Fleur continued to ignore him, returning to filing her nails.

"Lord knows why people see the sexual appeal in Veela. I personally wouldn't even consider you worthy enough to suck—"

The door slammed open and Hermione whirled into the room, striding across the room to slap Blaise hard across the face.

"Sorry, Fleur, I know I said I would stay outside but I could hear every vile thing he was saying," Hermione said, earning a smirk from Fleur, "He can't talk to you like that."

"Granger," Blaise sneered, "I knew you wouldn't have it in you to kill me."

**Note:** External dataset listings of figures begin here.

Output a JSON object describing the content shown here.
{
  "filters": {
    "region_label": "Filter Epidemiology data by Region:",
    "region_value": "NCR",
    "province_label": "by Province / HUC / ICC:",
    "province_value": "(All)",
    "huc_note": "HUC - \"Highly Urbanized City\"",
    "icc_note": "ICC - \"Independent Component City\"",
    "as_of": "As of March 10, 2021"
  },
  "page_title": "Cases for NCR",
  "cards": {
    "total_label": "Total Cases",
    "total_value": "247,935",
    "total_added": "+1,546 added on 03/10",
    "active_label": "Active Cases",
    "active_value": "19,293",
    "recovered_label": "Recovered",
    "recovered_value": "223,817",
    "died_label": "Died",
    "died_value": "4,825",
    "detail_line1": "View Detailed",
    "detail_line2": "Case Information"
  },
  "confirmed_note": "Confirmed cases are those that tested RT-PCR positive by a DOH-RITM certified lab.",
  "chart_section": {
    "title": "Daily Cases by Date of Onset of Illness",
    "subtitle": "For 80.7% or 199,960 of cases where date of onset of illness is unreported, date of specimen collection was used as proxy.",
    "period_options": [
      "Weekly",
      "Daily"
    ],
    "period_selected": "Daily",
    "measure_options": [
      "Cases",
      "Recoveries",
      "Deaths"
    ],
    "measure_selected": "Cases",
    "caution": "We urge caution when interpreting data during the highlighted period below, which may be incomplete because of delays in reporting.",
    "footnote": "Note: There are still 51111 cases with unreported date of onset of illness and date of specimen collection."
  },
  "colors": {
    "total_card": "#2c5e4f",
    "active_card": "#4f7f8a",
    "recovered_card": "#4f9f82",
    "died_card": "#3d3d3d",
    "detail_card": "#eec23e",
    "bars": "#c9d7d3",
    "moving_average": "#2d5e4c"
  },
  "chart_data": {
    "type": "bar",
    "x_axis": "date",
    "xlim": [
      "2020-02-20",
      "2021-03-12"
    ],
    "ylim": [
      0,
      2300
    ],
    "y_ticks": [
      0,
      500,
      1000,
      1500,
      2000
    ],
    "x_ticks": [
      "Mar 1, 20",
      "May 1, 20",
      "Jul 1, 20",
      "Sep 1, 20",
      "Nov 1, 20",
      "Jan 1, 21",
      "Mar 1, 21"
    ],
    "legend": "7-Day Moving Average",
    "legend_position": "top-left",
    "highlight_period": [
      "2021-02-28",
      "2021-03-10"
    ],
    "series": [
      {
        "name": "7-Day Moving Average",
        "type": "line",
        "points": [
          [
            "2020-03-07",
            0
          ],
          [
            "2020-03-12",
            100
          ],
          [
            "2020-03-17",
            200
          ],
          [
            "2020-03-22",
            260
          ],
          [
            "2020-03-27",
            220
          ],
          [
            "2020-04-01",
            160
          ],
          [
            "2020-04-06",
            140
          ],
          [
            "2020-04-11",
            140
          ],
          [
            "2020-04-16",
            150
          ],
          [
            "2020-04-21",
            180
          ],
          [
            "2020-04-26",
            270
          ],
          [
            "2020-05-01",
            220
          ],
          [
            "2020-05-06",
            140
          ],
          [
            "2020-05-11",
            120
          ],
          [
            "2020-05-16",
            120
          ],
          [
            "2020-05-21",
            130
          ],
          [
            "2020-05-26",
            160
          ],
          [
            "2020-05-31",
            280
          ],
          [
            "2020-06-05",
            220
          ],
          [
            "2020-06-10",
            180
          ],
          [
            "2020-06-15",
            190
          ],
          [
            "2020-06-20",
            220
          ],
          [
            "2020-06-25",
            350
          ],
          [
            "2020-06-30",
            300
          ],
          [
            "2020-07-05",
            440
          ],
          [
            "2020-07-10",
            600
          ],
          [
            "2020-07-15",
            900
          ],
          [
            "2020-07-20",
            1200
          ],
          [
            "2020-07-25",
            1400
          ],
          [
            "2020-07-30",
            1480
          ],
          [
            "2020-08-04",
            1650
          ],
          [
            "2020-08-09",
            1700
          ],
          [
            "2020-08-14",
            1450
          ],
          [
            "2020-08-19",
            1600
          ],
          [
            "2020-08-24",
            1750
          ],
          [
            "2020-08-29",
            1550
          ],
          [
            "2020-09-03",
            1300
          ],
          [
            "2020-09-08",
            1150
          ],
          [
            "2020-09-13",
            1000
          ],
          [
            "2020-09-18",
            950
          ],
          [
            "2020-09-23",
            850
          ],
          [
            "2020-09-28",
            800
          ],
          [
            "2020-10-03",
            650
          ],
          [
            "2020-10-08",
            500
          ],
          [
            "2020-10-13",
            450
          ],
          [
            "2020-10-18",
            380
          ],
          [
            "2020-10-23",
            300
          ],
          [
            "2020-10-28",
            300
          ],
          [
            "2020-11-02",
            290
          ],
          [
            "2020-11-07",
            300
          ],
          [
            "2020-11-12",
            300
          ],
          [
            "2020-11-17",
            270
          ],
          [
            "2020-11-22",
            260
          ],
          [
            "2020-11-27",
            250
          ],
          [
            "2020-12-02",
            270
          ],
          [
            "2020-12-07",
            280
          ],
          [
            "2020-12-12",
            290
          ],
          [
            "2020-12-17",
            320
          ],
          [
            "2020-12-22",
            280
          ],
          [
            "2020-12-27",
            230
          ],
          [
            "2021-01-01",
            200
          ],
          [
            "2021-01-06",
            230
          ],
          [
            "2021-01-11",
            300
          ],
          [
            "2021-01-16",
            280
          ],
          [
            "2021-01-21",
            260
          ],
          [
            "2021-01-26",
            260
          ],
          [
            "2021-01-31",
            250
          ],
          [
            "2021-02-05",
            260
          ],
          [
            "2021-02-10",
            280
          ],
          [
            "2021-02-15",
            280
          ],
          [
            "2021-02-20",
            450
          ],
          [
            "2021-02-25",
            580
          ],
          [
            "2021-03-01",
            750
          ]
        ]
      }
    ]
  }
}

"Why would I kill you when we could use you to catch the significant Death Eaters and Voldemort himself?" Hermione said with a smirk.

"Good luck with that," Blaise scoffed, "I am highly skilled in Occlumency and there is no way you could convince me to help you."

"Yeah, you might not help me," Hermione conceded, "But Blaise Zabini might."

"What on Earth are you talking about?" Blaise said suspiciously, narrowing his eyes.

In through the doorway walked the spitting image of Blaise himself. Blaise gaped at his replica before it morphed into Tonks.

"Yeah, while you were out cold I studied your features to get the most accurate depiction of you," Tonks said, "You might not lead us to the Death Eaters but I'm sure if you stop showing up to meetings they'll seek you out themselves. And, hey, if I can make you look like an ass while I impersonate you, all the better."

"You wouldn't fucking dare," Blaise said, although he was already paling.